The Securities and Exchange Commission’s (SEC) ability to closely regulate the securities and financial markets has become “increasingly strained” due to its restricted funding, limited staff and high turnover of senior staff, according to a report released by General Accounting Office (GAO) last week.

These constraints have “forced [the] SEC to be selective in its enforcement activities and have lengthened the time required to complete certain enforcement investigations,” and have led to “less frequent and less complete reviews” of corporate filings, the GAO concluded.

In the past decade, SEC staff charged with regulatory oversight responsibilities grew between 9-166%, while its workload expanded by 60-264%, according to the 37-page report, “SEC Operations: Increased Workload Creates Challenges.” The level of corporate filings rose 60%, but the SEC staff charged with reviewing those filings increased only 29%, it said. Similarly, the number of complaints and inquiries received at the agency jumped by 100%, but the staff dedicated to investigating the complaints rose only 16%.

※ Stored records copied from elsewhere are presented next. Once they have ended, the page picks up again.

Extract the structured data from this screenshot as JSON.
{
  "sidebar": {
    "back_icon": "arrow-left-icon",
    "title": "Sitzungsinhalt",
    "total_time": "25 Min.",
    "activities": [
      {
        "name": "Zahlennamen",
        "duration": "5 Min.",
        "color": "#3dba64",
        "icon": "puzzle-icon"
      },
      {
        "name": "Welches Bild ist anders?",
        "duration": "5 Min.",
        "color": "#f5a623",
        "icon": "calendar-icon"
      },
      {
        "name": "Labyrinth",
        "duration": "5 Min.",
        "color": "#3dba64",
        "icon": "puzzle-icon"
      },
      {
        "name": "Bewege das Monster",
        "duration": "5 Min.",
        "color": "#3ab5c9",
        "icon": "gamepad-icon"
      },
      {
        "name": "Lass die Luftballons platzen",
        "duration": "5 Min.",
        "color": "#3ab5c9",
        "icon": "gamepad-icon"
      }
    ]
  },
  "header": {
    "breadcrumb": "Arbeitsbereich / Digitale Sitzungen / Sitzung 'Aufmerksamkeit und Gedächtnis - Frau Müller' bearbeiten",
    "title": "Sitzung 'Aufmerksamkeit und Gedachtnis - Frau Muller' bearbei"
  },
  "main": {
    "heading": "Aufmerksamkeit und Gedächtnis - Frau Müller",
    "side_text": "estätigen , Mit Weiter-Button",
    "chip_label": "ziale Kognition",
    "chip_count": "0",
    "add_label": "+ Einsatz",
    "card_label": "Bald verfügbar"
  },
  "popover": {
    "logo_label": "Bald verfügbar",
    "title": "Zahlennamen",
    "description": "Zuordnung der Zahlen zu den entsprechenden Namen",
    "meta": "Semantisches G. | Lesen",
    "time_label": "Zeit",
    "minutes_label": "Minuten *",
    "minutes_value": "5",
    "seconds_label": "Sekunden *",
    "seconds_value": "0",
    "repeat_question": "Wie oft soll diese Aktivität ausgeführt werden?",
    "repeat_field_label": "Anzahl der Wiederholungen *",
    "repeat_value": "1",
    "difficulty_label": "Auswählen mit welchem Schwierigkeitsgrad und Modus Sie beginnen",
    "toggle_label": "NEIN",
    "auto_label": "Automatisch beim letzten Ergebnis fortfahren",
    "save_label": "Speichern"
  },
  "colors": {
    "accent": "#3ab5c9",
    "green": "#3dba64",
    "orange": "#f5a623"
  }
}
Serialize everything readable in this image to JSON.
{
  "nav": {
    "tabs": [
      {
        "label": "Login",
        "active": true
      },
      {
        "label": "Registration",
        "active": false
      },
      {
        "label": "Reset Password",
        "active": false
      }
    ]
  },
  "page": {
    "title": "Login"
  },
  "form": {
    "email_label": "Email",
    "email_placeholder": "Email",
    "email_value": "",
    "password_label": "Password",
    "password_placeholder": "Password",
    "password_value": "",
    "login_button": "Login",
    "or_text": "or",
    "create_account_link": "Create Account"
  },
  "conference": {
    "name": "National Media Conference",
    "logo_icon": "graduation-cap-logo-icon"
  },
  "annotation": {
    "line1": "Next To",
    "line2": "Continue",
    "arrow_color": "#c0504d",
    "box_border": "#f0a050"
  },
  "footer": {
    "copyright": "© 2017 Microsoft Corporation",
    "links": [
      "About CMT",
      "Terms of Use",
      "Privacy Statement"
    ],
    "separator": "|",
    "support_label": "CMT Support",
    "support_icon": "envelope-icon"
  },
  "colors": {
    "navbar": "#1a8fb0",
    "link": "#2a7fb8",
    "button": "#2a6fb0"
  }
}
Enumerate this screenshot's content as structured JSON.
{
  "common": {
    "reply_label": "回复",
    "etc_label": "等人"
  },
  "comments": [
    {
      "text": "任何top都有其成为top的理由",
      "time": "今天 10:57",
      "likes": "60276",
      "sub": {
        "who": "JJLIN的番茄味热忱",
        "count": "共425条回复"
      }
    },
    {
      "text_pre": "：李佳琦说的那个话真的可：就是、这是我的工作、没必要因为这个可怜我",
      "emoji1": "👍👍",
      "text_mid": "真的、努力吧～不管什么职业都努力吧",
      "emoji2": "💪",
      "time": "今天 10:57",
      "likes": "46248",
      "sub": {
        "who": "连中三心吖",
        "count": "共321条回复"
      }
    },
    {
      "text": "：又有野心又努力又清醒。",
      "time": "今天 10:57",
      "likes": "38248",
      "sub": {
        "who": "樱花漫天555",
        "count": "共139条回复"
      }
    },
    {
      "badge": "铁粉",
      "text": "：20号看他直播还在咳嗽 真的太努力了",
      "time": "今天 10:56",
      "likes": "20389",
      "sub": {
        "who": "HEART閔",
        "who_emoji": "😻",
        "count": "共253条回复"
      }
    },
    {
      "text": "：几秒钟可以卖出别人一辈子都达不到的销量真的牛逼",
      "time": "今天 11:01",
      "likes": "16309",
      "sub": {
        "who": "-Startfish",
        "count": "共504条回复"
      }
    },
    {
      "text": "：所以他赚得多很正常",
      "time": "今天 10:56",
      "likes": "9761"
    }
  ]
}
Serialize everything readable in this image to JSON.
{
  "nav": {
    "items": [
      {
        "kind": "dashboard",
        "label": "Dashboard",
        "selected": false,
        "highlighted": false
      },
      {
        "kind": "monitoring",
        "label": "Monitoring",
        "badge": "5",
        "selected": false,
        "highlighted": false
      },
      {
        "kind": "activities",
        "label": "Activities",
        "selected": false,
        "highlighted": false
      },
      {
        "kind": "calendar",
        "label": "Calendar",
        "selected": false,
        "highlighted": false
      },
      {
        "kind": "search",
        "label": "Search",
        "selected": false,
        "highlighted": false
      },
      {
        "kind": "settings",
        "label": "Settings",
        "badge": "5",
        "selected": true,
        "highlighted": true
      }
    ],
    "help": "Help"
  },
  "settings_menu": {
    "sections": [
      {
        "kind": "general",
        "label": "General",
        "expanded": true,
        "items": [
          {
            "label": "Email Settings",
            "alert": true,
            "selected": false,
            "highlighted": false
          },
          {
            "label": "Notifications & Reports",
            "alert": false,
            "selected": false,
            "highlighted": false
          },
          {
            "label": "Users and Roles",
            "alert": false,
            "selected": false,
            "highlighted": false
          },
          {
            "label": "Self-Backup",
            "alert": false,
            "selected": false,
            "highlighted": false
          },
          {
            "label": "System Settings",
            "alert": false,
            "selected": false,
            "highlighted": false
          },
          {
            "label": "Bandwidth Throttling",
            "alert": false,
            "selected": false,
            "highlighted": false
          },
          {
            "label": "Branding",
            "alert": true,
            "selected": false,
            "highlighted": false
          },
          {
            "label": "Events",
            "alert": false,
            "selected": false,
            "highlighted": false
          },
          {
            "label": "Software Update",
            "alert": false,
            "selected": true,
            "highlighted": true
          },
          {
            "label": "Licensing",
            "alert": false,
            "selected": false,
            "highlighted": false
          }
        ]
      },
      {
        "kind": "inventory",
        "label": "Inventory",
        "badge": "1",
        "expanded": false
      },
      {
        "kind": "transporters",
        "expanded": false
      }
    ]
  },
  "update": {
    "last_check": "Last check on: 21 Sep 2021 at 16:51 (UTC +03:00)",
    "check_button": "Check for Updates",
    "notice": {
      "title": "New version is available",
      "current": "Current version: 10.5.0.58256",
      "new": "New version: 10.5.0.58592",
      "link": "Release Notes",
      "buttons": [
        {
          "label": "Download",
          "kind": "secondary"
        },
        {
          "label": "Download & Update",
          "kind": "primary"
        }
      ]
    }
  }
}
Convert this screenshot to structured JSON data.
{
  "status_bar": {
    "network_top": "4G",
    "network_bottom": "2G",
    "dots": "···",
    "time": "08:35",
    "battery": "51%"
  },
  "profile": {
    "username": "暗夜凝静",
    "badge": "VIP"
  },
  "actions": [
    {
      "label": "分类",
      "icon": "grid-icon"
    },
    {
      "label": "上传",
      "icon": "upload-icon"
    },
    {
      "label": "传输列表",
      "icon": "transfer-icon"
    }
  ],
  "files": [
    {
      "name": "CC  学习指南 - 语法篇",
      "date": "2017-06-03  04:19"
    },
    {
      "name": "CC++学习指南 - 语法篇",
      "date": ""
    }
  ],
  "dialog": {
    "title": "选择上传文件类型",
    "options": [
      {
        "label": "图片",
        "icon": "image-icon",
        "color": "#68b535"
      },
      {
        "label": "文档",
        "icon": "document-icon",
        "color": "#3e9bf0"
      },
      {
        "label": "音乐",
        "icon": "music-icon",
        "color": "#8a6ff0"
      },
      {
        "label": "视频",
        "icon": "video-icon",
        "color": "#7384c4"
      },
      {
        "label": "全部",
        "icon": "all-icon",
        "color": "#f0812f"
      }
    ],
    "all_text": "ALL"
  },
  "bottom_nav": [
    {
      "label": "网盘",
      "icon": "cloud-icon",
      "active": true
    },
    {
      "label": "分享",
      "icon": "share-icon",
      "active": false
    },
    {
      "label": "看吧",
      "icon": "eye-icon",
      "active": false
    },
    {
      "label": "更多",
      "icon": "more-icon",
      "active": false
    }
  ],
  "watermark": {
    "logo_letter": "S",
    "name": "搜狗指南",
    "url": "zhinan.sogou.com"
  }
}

The SEC staff last September totaled 3,285, 39% of whom were attorneys, 18% were accountants or financial analysts, 6% were investigators or examiners, and 37% were technical and support staff.

The GAO initiated the review at the urging of Senate Banking Committee Chairman Paul S. Sarbanes (D-MD) and Sen. Christopher J. Dodd (D-CT), chairman of the committee’s securities and investment subcommittee.

An understaffed SEC has failed to keep up with the expansion in the securities markets, which the GAO said “have experienced unprecedented growth and change.” At the same time, “technology has fundamentally changed the way markets operate and how investors access markets. These changes have made the markets more complex. In addition to these market-driven changes, the markets have become more international, and legislative changes have resulted in a regulatory framework that requires increased coordination among financial regulators and requires that [the] SEC regulate a greater range of products.”

As a possible short-term solution to its problems, the GAO urged the SEC to consider tapping into its “no-year fund” to recruit new staff members and retain senior-level staff. The SEC has about $25 million in this account, which is comprised mostly of fees collected by and funds appropriated to the agency over the years, but which have not been touched.

In addition, “we recommend that [the] SEC explore innovative ways to attract senior level staff and bring in additional information technology expertise to better position itself to oversee evolving securities markets,” the GAO report suggested.

In the longer term, the report recommended that the SEC carry out a strategic planning effort to “systematically determine [the SEC’s] regulatory priorities and resource levels needed to fulfill its mission,” and expand its recruiting efforts accordingly.